We test all (probably really most) of our views and tables that sit in our analytics schema, which is all the data that is deemed to be ready for use.

We currently don’t have much testing on downstream models that aren’t materialised, particularly ‘base’ ephemeral models that have no joins and effectively just cleans up the individual raw tables. We’ve started doing it, which has massively increased the number of tests of project has (>1000), and I wanted to know what people’s views on this are.

It’s starting to take much longer for the tests to run as well. We currently run tests after each production refresh of the tables, which may not be necessary.

Questions:

  • Do you test all your ephemeral/down-stream models?
  • Do people have a specific setup with all of this?
  • Is there a best practice?

#2

I like testing everything, including ephemerals. It’s a handy development tool. It does take quite some time to run all tests though.


#3

Agreed, we like testing ephemeral models. Thinking behind this:

  1. We create ephemeral models for other downstream models to use.
  2. The downstream models are invariably making a bunch of assumptions about the data coming out of the ephemeral models.
  3. It can be hard or even impossible to reliably test all of the assumptions made by the ephemeral models indirectly in the downstream models. Worst-case scenario is that an assumption is violated, but all of the downstream models and tests function properly and incorrect data gets used in analytics and then incorrect decisions are made based on these incorrect analytics.
  4. Therefore we should test as many assumptions as we can about ephemeral models in an automated fashion.

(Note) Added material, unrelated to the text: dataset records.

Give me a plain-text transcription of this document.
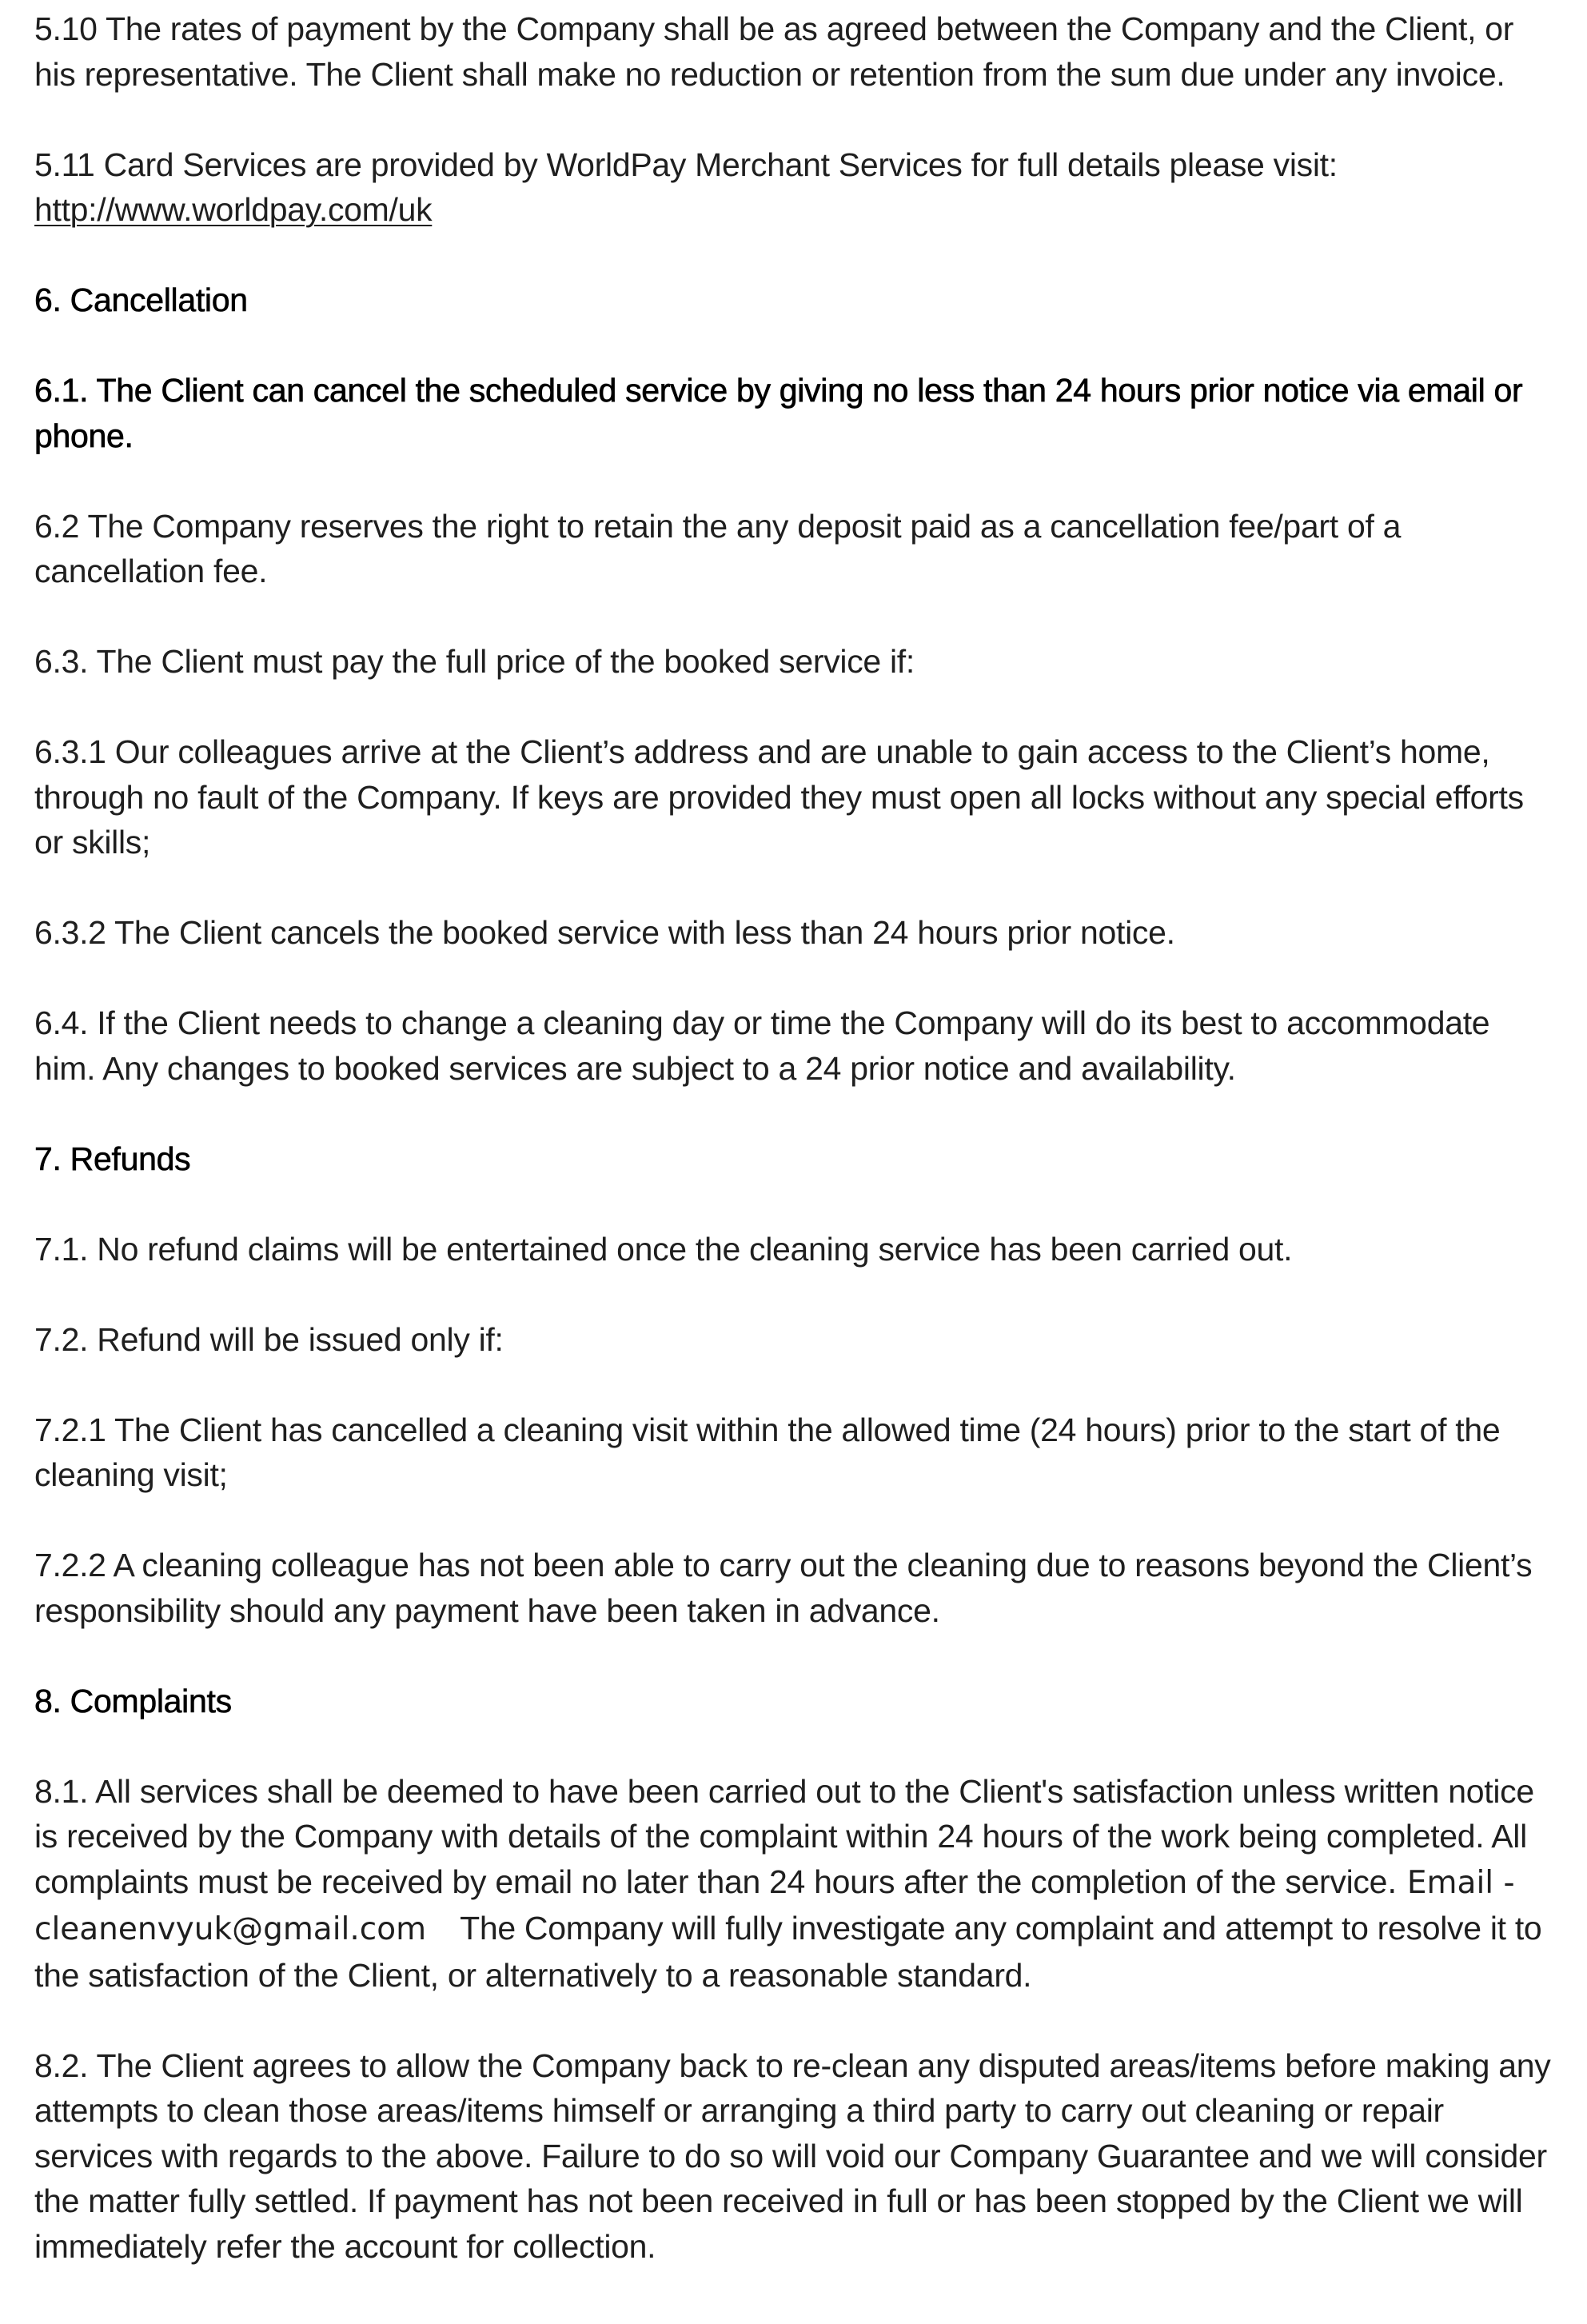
5.10 The rates of payment by the Company shall be as agreed between the Company and the Client, or his representative. The Client shall make no reduction or retention from the sum due under any invoice.

5.11 Card Services are provided by WorldPay Merchant Services for full details please visit:
http://www.worldpay.com/uk

6. Cancellation

6.1. The Client can cancel the scheduled service by giving no less than 24 hours prior notice via email or phone.

6.2 The Company reserves the right to retain the any deposit paid as a cancellation fee/part of a cancellation fee.

6.3. The Client must pay the full price of the booked service if:

6.3.1 Our colleagues arrive at the Client’s address and are unable to gain access to the Client’s home, through no fault of the Company. If keys are provided they must open all locks without any special efforts or skills;

6.3.2 The Client cancels the booked service with less than 24 hours prior notice.

6.4. If the Client needs to change a cleaning day or time the Company will do its best to accommodate him. Any changes to booked services are subject to a 24 prior notice and availability.

7. Refunds

7.1. No refund claims will be entertained once the cleaning service has been carried out.

7.2. Refund will be issued only if:

7.2.1 The Client has cancelled a cleaning visit within the allowed time (24 hours) prior to the start of the cleaning visit;

7.2.2 A cleaning colleague has not been able to carry out the cleaning due to reasons beyond the Client’s responsibility should any payment have been taken in advance.

8. Complaints

8.1. All services shall be deemed to have been carried out to the Client's satisfaction unless written notice is received by the Company with details of the complaint within 24 hours of the work being completed. All complaints must be received by email no later than 24 hours after the completion of the service. Email - cleanenvyuk@gmail.com The Company will fully investigate any complaint and attempt to resolve it to the satisfaction of the Client, or alternatively to a reasonable standard.

8.2. The Client agrees to allow the Company back to re-clean any disputed areas/items before making any attempts to clean those areas/items himself or arranging a third party to carry out cleaning or repair services with regards to the above. Failure to do so will void our Company Guarantee and we will consider the matter fully settled. If payment has not been received in full or has been stopped by the Client we will immediately refer the account for collection.
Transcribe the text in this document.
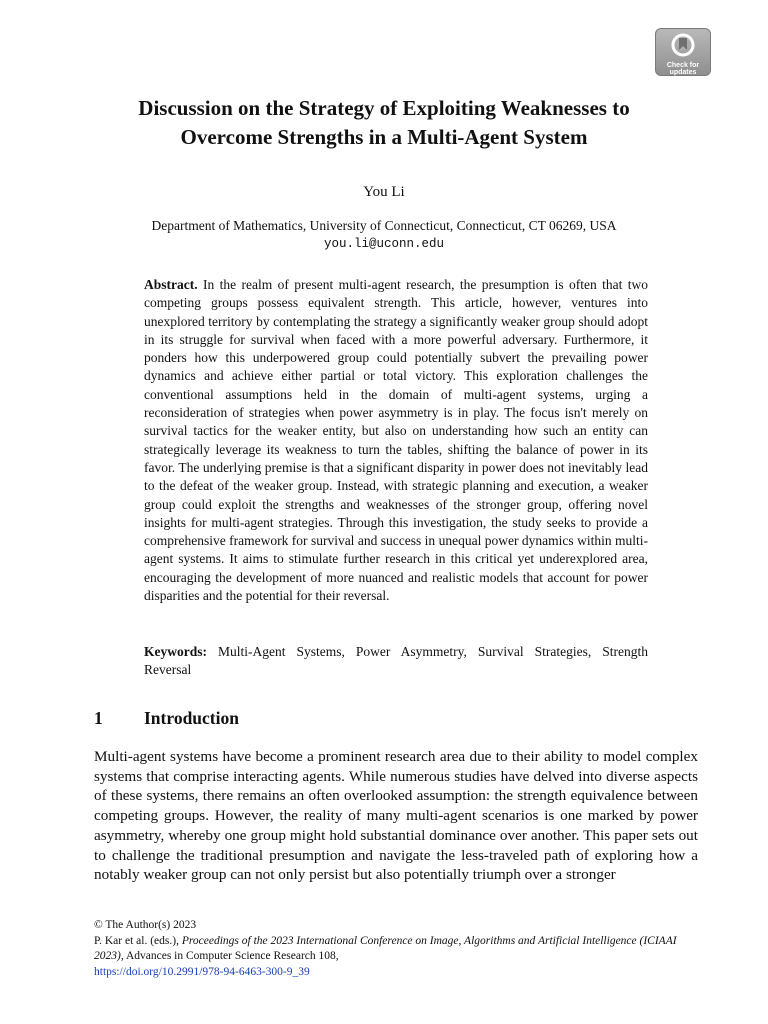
Check for
updates
Discussion on the Strategy of Exploiting Weaknesses to
Overcome Strengths in a Multi-Agent System
You Li
Department of Mathematics, University of Connecticut, Connecticut, CT 06269, USA
you.li@uconn.edu

Abstract. In the realm of present multi-agent research, the presumption is often that two competing groups possess equivalent strength. This article, however, ventures into unexplored territory by contemplating the strategy a significantly weaker group should adopt in its struggle for survival when faced with a more powerful adversary. Furthermore, it ponders how this underpowered group could potentially subvert the prevailing power dynamics and achieve either partial or total victory. This exploration challenges the conventional assumptions held in the domain of multi-agent systems, urging a reconsideration of strategies when power asymmetry is in play. The focus isn't merely on survival tactics for the weaker entity, but also on understanding how such an entity can strategically leverage its weakness to turn the tables, shifting the balance of power in its favor. The underlying premise is that a significant disparity in power does not inevitably lead to the defeat of the weaker group. Instead, with strategic planning and execution, a weaker group could exploit the strengths and weaknesses of the stronger group, offering novel insights for multi-agent strategies. Through this investigation, the study seeks to provide a comprehensive framework for survival and success in unequal power dynamics within multi-agent systems. It aims to stimulate further research in this critical yet underexplored area, encouraging the development of more nuanced and realistic models that account for power disparities and the potential for their reversal.

Keywords: Multi-Agent Systems, Power Asymmetry, Survival Strategies, Strength Reversal

1 Introduction

Multi-agent systems have become a prominent research area due to their ability to model complex systems that comprise interacting agents. While numerous studies have delved into diverse aspects of these systems, there remains an often overlooked assumption: the strength equivalence between competing groups. However, the reality of many multi-agent scenarios is one marked by power asymmetry, whereby one group might hold substantial dominance over another. This paper sets out to challenge the traditional presumption and navigate the less-traveled path of exploring how a notably weaker group can not only persist but also potentially triumph over a stronger

© The Author(s) 2023
P. Kar et al. (eds.), Proceedings of the 2023 International Conference on Image, Algorithms and Artificial Intelligence (ICIAAI 2023), Advances in Computer Science Research 108,
https://doi.org/10.2991/978-94-6463-300-9_39
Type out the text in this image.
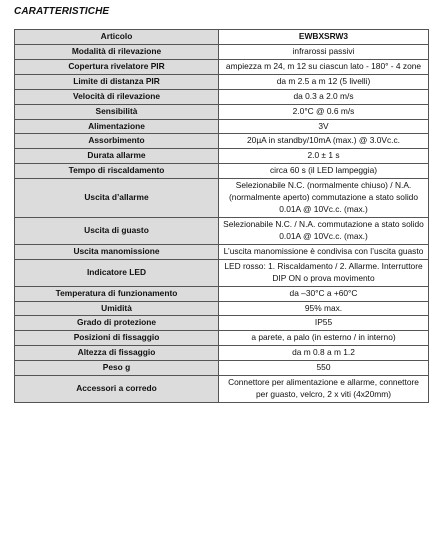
CARATTERISTICHE
Articolo	EWBXSRW3
Modalità di rilevazione	infrarossi passivi
Copertura rivelatore PIR	ampiezza m 24, m 12 su ciascun lato - 180° - 4 zone
Limite di distanza PIR	da m 2.5 a m 12 (5 livelli)
Velocità di rilevazione	da 0.3 a 2.0 m/s
Sensibilità	2.0°C @ 0.6 m/s
Alimentazione	3V
Assorbimento	20µA in standby/10mA (max.) @ 3.0Vc.c.
Durata allarme	2.0 ± 1 s
Tempo di riscaldamento	circa 60 s (il LED lampeggia)
Uscita d’allarme	Selezionabile N.C. (normalmente chiuso) / N.A. (normalmente aperto) commutazione a stato solido 0.01A @ 10Vc.c. (max.)
Uscita di guasto	Selezionabile N.C. / N.A. commutazione a stato solido 0.01A @ 10Vc.c. (max.)
Uscita manomissione	L’uscita manomissione è condivisa con l’uscita guasto
Indicatore LED	LED rosso: 1. Riscaldamento / 2. Allarme. Interruttore DIP ON o prova movimento
Temperatura di funzionamento	da –30°C a +60°C
Umidità	95% max.
Grado di protezione	IP55
Posizioni di fissaggio	a parete, a palo (in esterno / in interno)
Altezza di fissaggio	da m 0.8 a m 1.2
Peso g	550
Accessori a corredo	Connettore per alimentazione e allarme, connettore per guasto, velcro, 2 x viti (4x20mm)
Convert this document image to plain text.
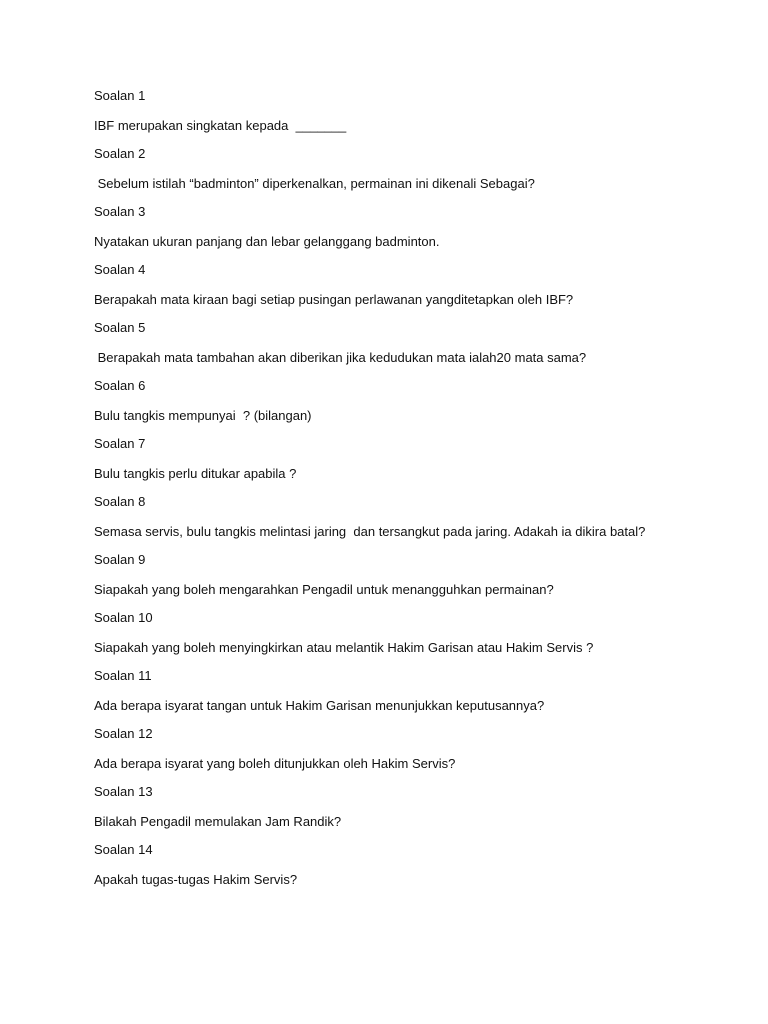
Soalan 1
IBF merupakan singkatan kepada  _______
Soalan 2
Sebelum istilah “badminton” diperkenalkan, permainan ini dikenali Sebagai?
Soalan 3
Nyatakan ukuran panjang dan lebar gelanggang badminton.
Soalan 4
Berapakah mata kiraan bagi setiap pusingan perlawanan yangditetapkan oleh IBF?
Soalan 5
Berapakah mata tambahan akan diberikan jika kedudukan mata ialah20 mata sama?
Soalan 6
Bulu tangkis mempunyai  ? (bilangan)
Soalan 7
Bulu tangkis perlu ditukar apabila ?
Soalan 8
Semasa servis, bulu tangkis melintasi jaring  dan tersangkut pada jaring. Adakah ia dikira batal?
Soalan 9
Siapakah yang boleh mengarahkan Pengadil untuk menangguhkan permainan?
Soalan 10
Siapakah yang boleh menyingkirkan atau melantik Hakim Garisan atau Hakim Servis ?
Soalan 11
Ada berapa isyarat tangan untuk Hakim Garisan menunjukkan keputusannya?
Soalan 12
Ada berapa isyarat yang boleh ditunjukkan oleh Hakim Servis?
Soalan 13
Bilakah Pengadil memulakan Jam Randik?
Soalan 14
Apakah tugas-tugas Hakim Servis?
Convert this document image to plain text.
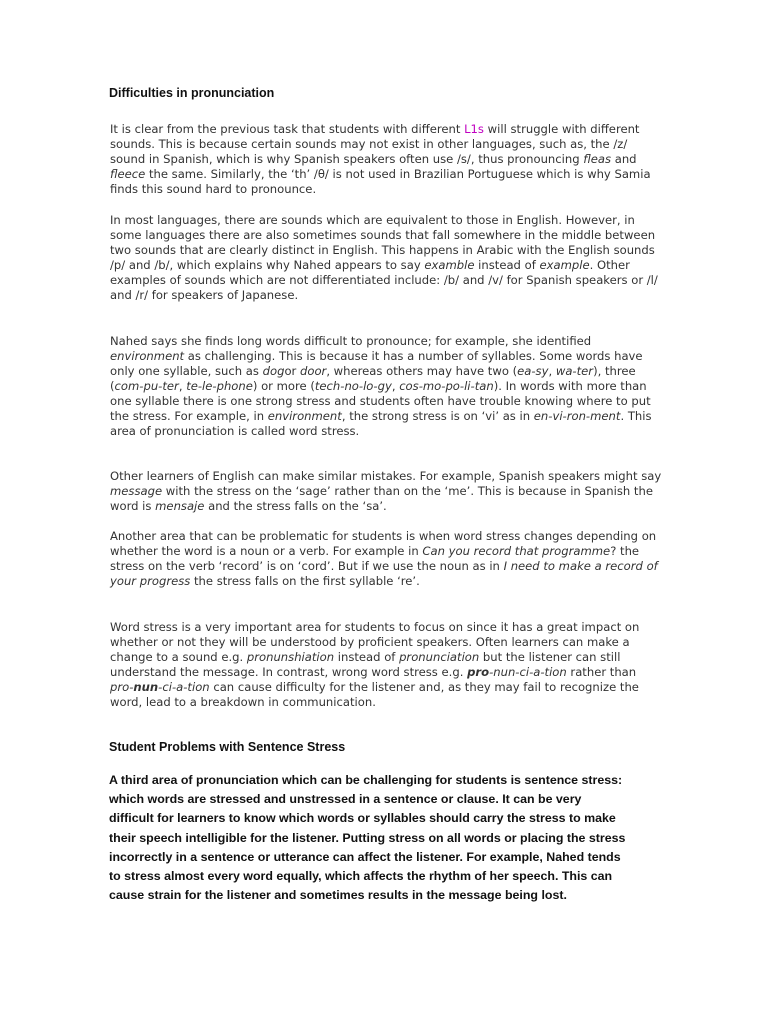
Difficulties in pronunciation

It is clear from the previous task that students with different L1s will struggle with different sounds. This is because certain sounds may not exist in other languages, such as, the /z/ sound in Spanish, which is why Spanish speakers often use /s/, thus pronouncing fleas and fleece the same. Similarly, the ‘th’ /θ/ is not used in Brazilian Portuguese which is why Samia finds this sound hard to pronounce.

In most languages, there are sounds which are equivalent to those in English. However, in some languages there are also sometimes sounds that fall somewhere in the middle between two sounds that are clearly distinct in English. This happens in Arabic with the English sounds /p/ and /b/, which explains why Nahed appears to say examble instead of example. Other examples of sounds which are not differentiated include: /b/ and /v/ for Spanish speakers or /l/ and /r/ for speakers of Japanese.

Nahed says she finds long words difficult to pronounce; for example, she identified environment as challenging. This is because it has a number of syllables. Some words have only one syllable, such as dogor door, whereas others may have two (ea-sy, wa-ter), three (com-pu-ter, te-le-phone) or more (tech-no-lo-gy, cos-mo-po-li-tan). In words with more than one syllable there is one strong stress and students often have trouble knowing where to put the stress. For example, in environment, the strong stress is on ‘vi’ as in en-vi-ron-ment. This area of pronunciation is called word stress.

Other learners of English can make similar mistakes. For example, Spanish speakers might say message with the stress on the ‘sage’ rather than on the ‘me’. This is because in Spanish the word is mensaje and the stress falls on the ‘sa’.

Another area that can be problematic for students is when word stress changes depending on whether the word is a noun or a verb. For example in Can you record that programme? the stress on the verb ‘record’ is on ‘cord’. But if we use the noun as in I need to make a record of your progress the stress falls on the first syllable ‘re’.

Word stress is a very important area for students to focus on since it has a great impact on whether or not they will be understood by proficient speakers. Often learners can make a change to a sound e.g. pronunshiation instead of pronunciation but the listener can still understand the message. In contrast, wrong word stress e.g. pro-nun-ci-a-tion rather than pro-nun-ci-a-tion can cause difficulty for the listener and, as they may fail to recognize the word, lead to a breakdown in communication.

Student Problems with Sentence Stress

A third area of pronunciation which can be challenging for students is sentence stress: which words are stressed and unstressed in a sentence or clause. It can be very difficult for learners to know which words or syllables should carry the stress to make their speech intelligible for the listener. Putting stress on all words or placing the stress incorrectly in a sentence or utterance can affect the listener. For example, Nahed tends to stress almost every word equally, which affects the rhythm of her speech. This can cause strain for the listener and sometimes results in the message being lost.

Yes, it does cause more tests to run which can cause a slowdown. One solution could be tagging or only running subsets of tests at various times.

Also, from a dbt perspective it seems like not such a great idea to being attached to models being ephemeral. The whole point is to easily be able to flip between model types - ephemeral, view, and table as performance or other needs dictate. If we design something with the hardcoded assumption that it will always and only be ephemeral we’re probably building in some technical debt or bugs that will pop up in the future.